So I take a shower, lay myself down, and go to sleep on the floor.
Wake at dawn to Skylar stirring and I realise it’s been years since I’ve seen him this unguarded.
That I’ve forgotten how fleeting it is before he scans his surroundings as if it’s him who spent decades in the military.
Though my romantic heart likes to think he’s looking for Mal more than danger these days.
And lucky him, he just finds me.
He stares, unblinking. Then he sits up a little and makes room for me on the couch. “Get off the fucking floor.”
Skylar ordering me about is a world away from Jack doing it. But it’s cold and my neck hurts, so I do as I’m told, rise from the floorboards, and sink onto the sofa.
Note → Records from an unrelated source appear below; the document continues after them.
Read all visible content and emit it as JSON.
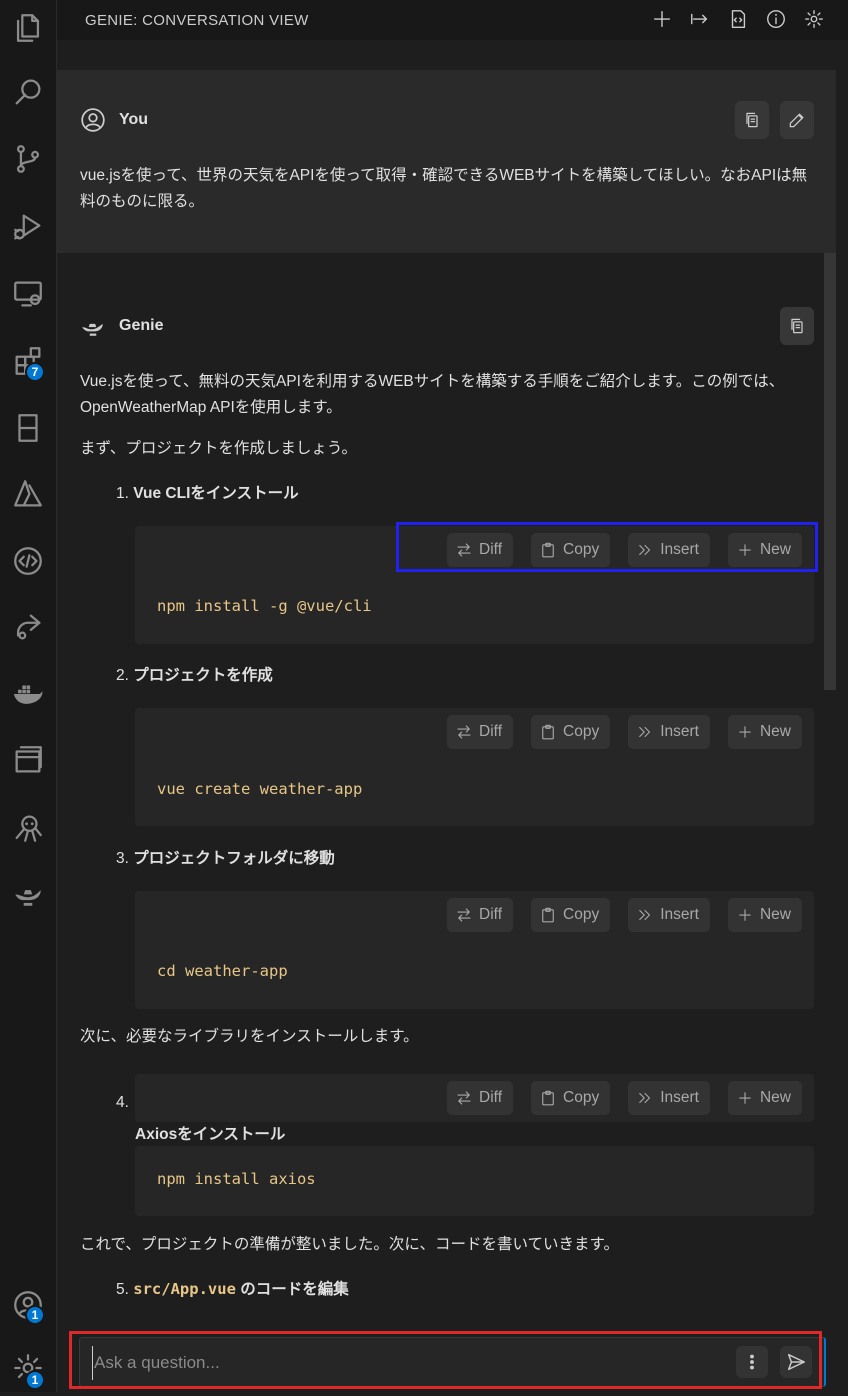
{
  "activity_bar": {
    "items": [
      {
        "icon": "files-icon"
      },
      {
        "icon": "search-icon"
      },
      {
        "icon": "source-control-icon"
      },
      {
        "icon": "run-debug-icon"
      },
      {
        "icon": "remote-explorer-icon"
      },
      {
        "icon": "extensions-icon",
        "badge": "7"
      },
      {
        "icon": "book-icon"
      },
      {
        "icon": "azure-icon"
      },
      {
        "icon": "code-brackets-icon"
      },
      {
        "icon": "live-share-icon"
      },
      {
        "icon": "docker-icon"
      },
      {
        "icon": "windows-icon"
      },
      {
        "icon": "octopus-icon"
      },
      {
        "icon": "genie-lamp-icon"
      }
    ],
    "bottom": [
      {
        "icon": "account-icon",
        "badge": "1"
      },
      {
        "icon": "manage-gear-icon",
        "badge": "1"
      }
    ],
    "badge_color": "#0078d4"
  },
  "header": {
    "title": "GENIE: CONVERSATION VIEW",
    "icons": [
      "plus-icon",
      "arrow-right-to-bar-icon",
      "code-file-icon",
      "info-icon",
      "gear-icon"
    ]
  },
  "user_message": {
    "author": "You",
    "text": "vue.jsを使って、世界の天気をAPIを使って取得・確認できるWEBサイトを構築してほしい。なおAPIは無料のものに限る。"
  },
  "genie_message": {
    "author": "Genie",
    "intro": "Vue.jsを使って、無料の天気APIを利用するWEBサイトを構築する手順をご紹介します。この例では、OpenWeatherMap APIを使用します。",
    "first_step": "まず、プロジェクトを作成しましょう。",
    "steps": [
      {
        "num": "1.",
        "title": "Vue CLIをインストール",
        "code": "npm install -g @vue/cli"
      },
      {
        "num": "2.",
        "title": "プロジェクトを作成",
        "code": "vue create weather-app"
      },
      {
        "num": "3.",
        "title": "プロジェクトフォルダに移動",
        "code": "cd weather-app"
      },
      {
        "num": "4.",
        "title": "Axiosをインストール",
        "code": "npm install axios"
      }
    ],
    "libs_text": "次に、必要なライブラリをインストールします。",
    "ready_text": "これで、プロジェクトの準備が整いました。次に、コードを書いていきます。",
    "step5": {
      "num": "5.",
      "code_part": "src/App.vue",
      "title_part": " のコードを編集"
    }
  },
  "code_buttons": {
    "diff": "Diff",
    "copy": "Copy",
    "insert": "Insert",
    "new": "New"
  },
  "input": {
    "placeholder": "Ask a question..."
  },
  "highlights": {
    "blue": "#2222ee",
    "red": "#e02828"
  }
}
I expect Skylar to retreat to the other end of the couch, but he lies back down, dumping his head in my lap, and closes his eyes again.
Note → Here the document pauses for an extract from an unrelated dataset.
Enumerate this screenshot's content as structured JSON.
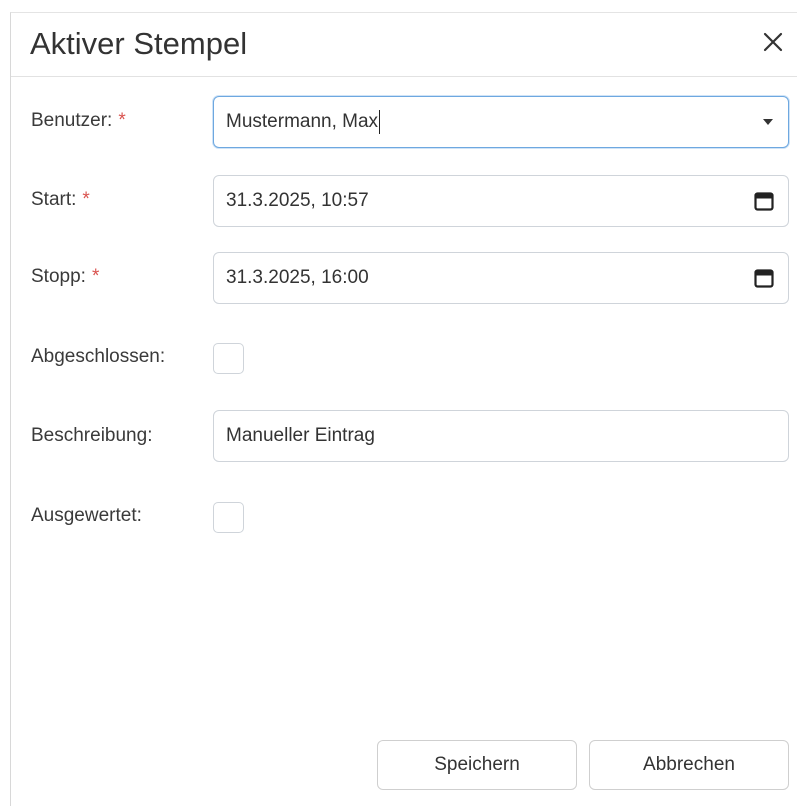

And, gods, I’m not ready for that. Damn, I can’t be crying before coffee on Christmas Eve.
Softly, I place a cautious hand on his head, mussing his hair a little. “All right down there?”
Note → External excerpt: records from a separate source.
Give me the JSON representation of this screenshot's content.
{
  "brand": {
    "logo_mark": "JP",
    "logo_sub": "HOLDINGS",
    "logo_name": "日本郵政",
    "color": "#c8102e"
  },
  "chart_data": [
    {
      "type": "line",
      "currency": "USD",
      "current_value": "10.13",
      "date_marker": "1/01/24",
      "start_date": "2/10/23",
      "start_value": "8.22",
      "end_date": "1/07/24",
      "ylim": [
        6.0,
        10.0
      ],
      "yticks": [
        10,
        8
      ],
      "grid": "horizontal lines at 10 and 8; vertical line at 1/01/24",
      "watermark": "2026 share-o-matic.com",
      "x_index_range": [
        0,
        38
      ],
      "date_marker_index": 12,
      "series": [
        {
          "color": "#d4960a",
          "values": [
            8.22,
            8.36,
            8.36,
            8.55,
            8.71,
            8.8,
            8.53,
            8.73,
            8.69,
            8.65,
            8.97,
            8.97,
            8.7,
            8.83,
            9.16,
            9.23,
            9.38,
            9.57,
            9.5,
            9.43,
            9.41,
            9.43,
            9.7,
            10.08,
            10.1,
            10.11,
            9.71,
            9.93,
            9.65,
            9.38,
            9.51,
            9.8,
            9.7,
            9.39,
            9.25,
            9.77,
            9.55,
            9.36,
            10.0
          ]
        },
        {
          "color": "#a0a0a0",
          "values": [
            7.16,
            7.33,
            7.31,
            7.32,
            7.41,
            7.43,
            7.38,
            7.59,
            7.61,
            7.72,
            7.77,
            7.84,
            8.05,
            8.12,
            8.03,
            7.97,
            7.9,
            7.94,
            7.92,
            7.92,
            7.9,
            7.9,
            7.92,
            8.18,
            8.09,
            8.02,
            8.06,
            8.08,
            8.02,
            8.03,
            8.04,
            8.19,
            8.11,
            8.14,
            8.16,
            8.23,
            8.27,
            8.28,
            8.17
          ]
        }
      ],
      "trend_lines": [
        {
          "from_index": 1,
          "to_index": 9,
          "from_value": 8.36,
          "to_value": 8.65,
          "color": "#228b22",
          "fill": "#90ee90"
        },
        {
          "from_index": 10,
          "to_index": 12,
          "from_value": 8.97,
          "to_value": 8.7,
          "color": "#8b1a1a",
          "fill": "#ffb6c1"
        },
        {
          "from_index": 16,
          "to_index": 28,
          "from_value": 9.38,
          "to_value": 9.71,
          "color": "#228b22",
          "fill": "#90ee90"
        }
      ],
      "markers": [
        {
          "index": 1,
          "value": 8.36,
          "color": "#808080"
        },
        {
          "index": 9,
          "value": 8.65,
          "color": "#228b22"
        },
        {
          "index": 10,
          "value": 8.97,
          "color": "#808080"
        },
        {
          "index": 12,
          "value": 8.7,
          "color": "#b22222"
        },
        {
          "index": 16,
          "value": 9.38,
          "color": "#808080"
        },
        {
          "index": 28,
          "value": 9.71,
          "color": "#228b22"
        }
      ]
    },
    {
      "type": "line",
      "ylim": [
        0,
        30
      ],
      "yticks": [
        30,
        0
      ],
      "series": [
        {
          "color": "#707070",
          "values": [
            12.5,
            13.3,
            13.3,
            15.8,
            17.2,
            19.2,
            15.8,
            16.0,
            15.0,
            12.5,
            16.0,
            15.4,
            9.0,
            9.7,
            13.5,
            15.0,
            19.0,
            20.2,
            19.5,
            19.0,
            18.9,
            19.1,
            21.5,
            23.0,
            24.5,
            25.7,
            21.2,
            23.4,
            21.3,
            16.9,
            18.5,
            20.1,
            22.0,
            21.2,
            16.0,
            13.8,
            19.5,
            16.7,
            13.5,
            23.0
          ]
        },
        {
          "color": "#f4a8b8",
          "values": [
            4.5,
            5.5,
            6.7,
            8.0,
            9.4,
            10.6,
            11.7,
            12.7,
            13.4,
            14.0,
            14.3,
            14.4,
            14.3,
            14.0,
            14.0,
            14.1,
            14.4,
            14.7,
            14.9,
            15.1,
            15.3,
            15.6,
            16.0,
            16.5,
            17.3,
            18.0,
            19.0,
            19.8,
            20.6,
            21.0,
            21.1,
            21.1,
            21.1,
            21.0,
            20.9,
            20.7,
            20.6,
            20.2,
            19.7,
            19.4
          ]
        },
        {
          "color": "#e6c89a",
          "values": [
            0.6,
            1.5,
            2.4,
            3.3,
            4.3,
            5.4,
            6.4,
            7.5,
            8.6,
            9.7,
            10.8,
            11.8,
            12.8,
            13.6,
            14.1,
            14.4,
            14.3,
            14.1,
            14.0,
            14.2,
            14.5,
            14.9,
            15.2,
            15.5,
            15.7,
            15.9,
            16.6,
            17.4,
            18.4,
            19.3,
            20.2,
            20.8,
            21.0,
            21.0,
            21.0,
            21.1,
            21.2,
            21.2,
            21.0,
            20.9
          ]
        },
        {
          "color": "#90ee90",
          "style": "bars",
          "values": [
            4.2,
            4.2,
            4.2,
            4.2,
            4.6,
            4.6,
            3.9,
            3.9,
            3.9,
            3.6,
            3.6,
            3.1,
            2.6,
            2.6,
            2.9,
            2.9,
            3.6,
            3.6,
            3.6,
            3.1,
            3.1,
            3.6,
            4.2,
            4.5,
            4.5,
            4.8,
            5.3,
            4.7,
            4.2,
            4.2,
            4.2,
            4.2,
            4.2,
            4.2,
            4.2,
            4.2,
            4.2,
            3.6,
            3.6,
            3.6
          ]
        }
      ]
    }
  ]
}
Skylar says nothing for a long moment.
Then he sighs. “I’m sorry I’ve given you something else to fret about.”
“I’m not fretting.”
He snorts. “Did you have a life lobotomy when I wasn’t looking?”
“Lots of things happen when I’m not looking. Doesn’t mean they’re your fault instead of mine.”
Skylar shifts a little to look at me. In the murky light of another cold morning, he looks younger than I’m used to.
As if being without Mal has stripped him down to who he was before they loved each other.
“You’re a stubborn idiot, but you were made that way.
The rest of it is someone else fucking things up or fate doing you over. ”
My gaze drifts to where Jack is still asleep. “I’m not the one who got the raw deal from fate.”
“Yes, you are. He made a choice and he’s living with the consequences. You didn’t get a say in any of it.”
Skylar’s said some version of that before. So has Jack. And they both believe it—but I don’t. Jack stepped in front of that mortar on instinct, and we don’t get to choose who we are.
Not Jack.
Not me.
Not even Skylar as he does the unthinkable and goes back to sleep still using me as a pillow.
I hardly dare move.
So I don’t. I keep my hands where they are, loose on his head and shoulder, so he knows where I am when he wakes up, and fluctuate between staring at the ceiling and staring at Jack on the opposite sofa. Tracking the faint twitches that run through him as he starts to wake up.
Slow.
Incremental.
Cell by cell.
Piecing himself back together before he’ll risk opening his eyes.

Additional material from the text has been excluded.